“That evening when my water broke, I was in extreme pain. It had been snowing for the past three days. Whenever that happens and there’s no sunlight for days, our solar panels don’t get charged.” Shameena Begum, 22, is talking about the time of birthing her second baby in Wazirithal village of Jammu and Kashmir’s Bandipore district. A village where the sun does not shine long enough, or even regularly – where people rely on their only source of energy: solar power.
“Our house remained dark but for a kerosene lantern,” Shameena continued. “So, my neighbours came together that evening, each with her lantern. Five bright yellow flames lit up the room where my mother somehow helped me give birth to Rashida.” It was a night in April 2022.
Wazirithal is one of the most picturesque villages under Badugam gram panchayat. A 10-hour drive from Srinagar, including four and a half hours of off-roading from Razdan Pass via Gurez valley, half a dozen check-posts, and a final 10-minute walk, is what it takes to reach Shameena’s home. That is the only way.
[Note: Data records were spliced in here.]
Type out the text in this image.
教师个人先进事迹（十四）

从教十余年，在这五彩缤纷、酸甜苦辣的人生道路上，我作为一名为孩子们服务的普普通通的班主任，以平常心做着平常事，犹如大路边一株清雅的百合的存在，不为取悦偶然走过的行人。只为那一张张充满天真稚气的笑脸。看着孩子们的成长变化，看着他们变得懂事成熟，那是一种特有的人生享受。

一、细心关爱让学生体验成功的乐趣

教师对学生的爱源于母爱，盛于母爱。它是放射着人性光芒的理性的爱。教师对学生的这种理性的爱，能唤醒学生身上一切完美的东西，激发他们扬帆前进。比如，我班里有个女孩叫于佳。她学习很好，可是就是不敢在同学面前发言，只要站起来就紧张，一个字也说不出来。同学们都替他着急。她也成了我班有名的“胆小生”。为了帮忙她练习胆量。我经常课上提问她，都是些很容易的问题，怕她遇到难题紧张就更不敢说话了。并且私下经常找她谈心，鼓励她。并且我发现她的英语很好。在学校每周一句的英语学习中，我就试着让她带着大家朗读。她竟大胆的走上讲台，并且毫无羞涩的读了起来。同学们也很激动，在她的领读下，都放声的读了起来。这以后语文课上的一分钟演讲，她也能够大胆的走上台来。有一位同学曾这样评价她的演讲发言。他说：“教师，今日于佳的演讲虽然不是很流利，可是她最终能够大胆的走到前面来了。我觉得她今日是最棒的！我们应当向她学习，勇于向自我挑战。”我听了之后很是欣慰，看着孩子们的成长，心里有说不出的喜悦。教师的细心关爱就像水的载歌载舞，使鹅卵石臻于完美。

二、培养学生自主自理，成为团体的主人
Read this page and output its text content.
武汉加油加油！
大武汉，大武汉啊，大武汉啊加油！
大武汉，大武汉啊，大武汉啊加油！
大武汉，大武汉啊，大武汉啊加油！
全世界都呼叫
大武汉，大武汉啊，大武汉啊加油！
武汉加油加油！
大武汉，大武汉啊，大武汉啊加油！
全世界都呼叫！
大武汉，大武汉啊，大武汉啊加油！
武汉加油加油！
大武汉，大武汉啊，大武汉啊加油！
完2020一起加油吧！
The houses of 24 families in this village in Gurez valley, just a few miles away from the Line of Control, are made from deodar wood and coated with mud from the inside for thermal insulation. Old yak horns, sometimes original, sometimes a wooden replica painted green, adorn the main doors of the houses here. The windows, almost all of them, open to the sights on the other side of the border.
Shameena is seated on a pile of wood outside her house with two of her children – two-year-old Farhaz and four-month-old Rashida (names changed) – soaking in the last rays of the evening sun. “My mother tells new mothers like me to sit in the sun, mornings and evenings, with our newborns every day,” she says. It is still August. The snow has not yet colonised the valley. But there are still cloudy days, occasional rains, and days without the sun, without electricity.